UK ringfencing proposals must go further – IMA

Buy-side trade body the Investment Management Association has urged the UK government to include derivatives as part of proposed reforms that would ringfence retail banking from investment banking.

Buy-side trade body the Investment Management Association (IMA) has urged the UK government to include derivatives as part of proposed reforms that would ringfence retail banking from investment banking.

The IMA, whose members manage around £3.9 trillion in assets under management, made a submission to the Parliamentary Commission on Banking Standards which stressed that the structure of banking and incentives need to be urgently addressed.

The submission – based on a recent government white paper released that advocated the separation of retail and investment banking activity – criticised the UK government’s decision to exclude derivatives from the ringfencing proposals, adding that recent mis-selling of interest rate swaps should cause the government to review its position.

It also noted the decline in relationship banking and focus on transactions from retail banks and added that the underlying incentive structures within banks encourage excessive risk taking.
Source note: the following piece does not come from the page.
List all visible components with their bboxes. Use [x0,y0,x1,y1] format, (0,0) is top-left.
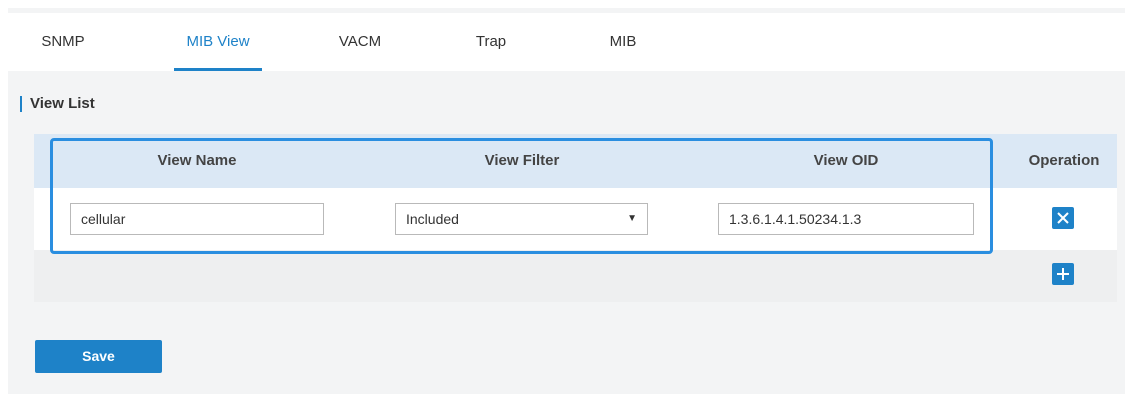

“Questions need to be asked about the ‘universal banking’ model under which banks not only transact with their customers but also purport to offer advice and guidance,” IMA CEO Richard Saunders wrote in a 29 August blog. “There is an inherent conflict of interest between the two if you are holding yourself out as offering a service while in reality treating your customer as an equal part to a transaction.”

Saunders added that in addition to the credit crisis in 2007-2008, the on-going LIBOR investigation reinforced these views.

The proposals to split retail from investment banking were first made in a report by Sir John Vickers, head of the UK’s Independent Commission on Banking in September last year. While the government adopted the bulk of Vickers’ proposals, it  was accused of watering down a number of key reforms.

“We previously supported the Independent Commission on Banking’s recommendation about which activities should be outside the ring fence, and would encourage Government to review its decision not to follow Vickers’ proposals in full,” said Liz Murrall, the IMA’s director of corporate governance and reporting. “Moreover, in any final recommendations it is important to consider any potential negative impact on the UK’s leading position in the international financial services industry and on credit provision to the economy.”

The Parliamentary Commission on Banking Standards asked for comment on the professional standards and culture of the banking sector, including views on the LIBOR investigation, corporate governance and conflicts of interest. The Commission is required to report on potential legislative options by 18 December.